Nate Berkus Shares Advice For Designing Your Bathroom And Kitchen

When designing your kitchen and bathroom, it's common to have some roadblocks along the way. Perhaps, you realized halfway through that your vision isn't feasible with your space, or maybe you're not even sure what your vision is, and that's okay! There's no harm in taking your time to make sure your room fits your home without compromising your style. According to Element Home Remodeling, the kitchen and bathroom are the priciest rooms to renovate, so it's important to get things right the first time so that you don't end up spending more money than you need to.

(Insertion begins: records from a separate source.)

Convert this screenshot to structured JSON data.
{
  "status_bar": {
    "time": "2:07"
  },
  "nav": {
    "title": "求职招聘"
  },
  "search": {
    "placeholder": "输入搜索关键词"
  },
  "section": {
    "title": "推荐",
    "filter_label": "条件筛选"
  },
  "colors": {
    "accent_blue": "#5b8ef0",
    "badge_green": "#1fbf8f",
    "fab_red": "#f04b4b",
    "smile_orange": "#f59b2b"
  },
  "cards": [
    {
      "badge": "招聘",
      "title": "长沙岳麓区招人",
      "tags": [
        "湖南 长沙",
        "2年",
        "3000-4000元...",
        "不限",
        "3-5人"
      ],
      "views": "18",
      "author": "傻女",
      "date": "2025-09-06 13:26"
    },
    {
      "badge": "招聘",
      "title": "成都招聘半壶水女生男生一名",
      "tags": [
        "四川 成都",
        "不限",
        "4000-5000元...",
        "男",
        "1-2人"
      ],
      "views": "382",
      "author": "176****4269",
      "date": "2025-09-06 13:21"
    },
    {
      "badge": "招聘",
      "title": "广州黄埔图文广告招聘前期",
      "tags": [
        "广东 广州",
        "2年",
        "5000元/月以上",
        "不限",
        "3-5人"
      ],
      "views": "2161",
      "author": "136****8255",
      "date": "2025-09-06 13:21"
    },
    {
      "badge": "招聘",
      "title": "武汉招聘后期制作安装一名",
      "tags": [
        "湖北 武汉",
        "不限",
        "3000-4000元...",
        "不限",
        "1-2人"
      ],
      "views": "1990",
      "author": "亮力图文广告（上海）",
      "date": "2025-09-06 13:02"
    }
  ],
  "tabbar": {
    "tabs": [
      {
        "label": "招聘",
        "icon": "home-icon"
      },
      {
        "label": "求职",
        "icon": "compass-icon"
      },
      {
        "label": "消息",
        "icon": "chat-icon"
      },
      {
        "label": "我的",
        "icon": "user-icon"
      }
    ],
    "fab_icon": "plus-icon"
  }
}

Nate Burkus, from HGTV's "The Nate & Jeremiah Home Project," told Parade one of the biggest mistakes homeowners make is designing their homes for other people, not themselves. He says many people renovate their homes based on how they think their space should look, whether it's to keep up with the latest trends, or to please someone else. Neither of those things matters when you're the one waking up to it every day. To prevent yourself from making an unnecessary mistake, here is Nate Berkus' advice for designing your bathroom and kitchen.

Stick to the basics

Contrary to what you may think about interior design, you don't need to use the newest and trendiest materials when renovating your home. Nate Berkus says designing with classic materials makes it easy for you to switch things up as your style changes. He told Parade it's pointless to shell out more cash on custom tiling when you can get a sheet of white subway tile for cheap. The average cost of white subway tile is $2 to $3 per square foot, whereas something like hexagon marble tile will run you anywhere between $10 and $15, Sweeten states.

Designing your kitchen or bathroom with inexpensive materials means you can use the extra money on more exciting things, such as paint and decor. Even if you stick with basic white walls, you can add personality with wall art or lighting fixtures, says Blue Matter. When it comes to your style, remember, there is no such thing as "basic."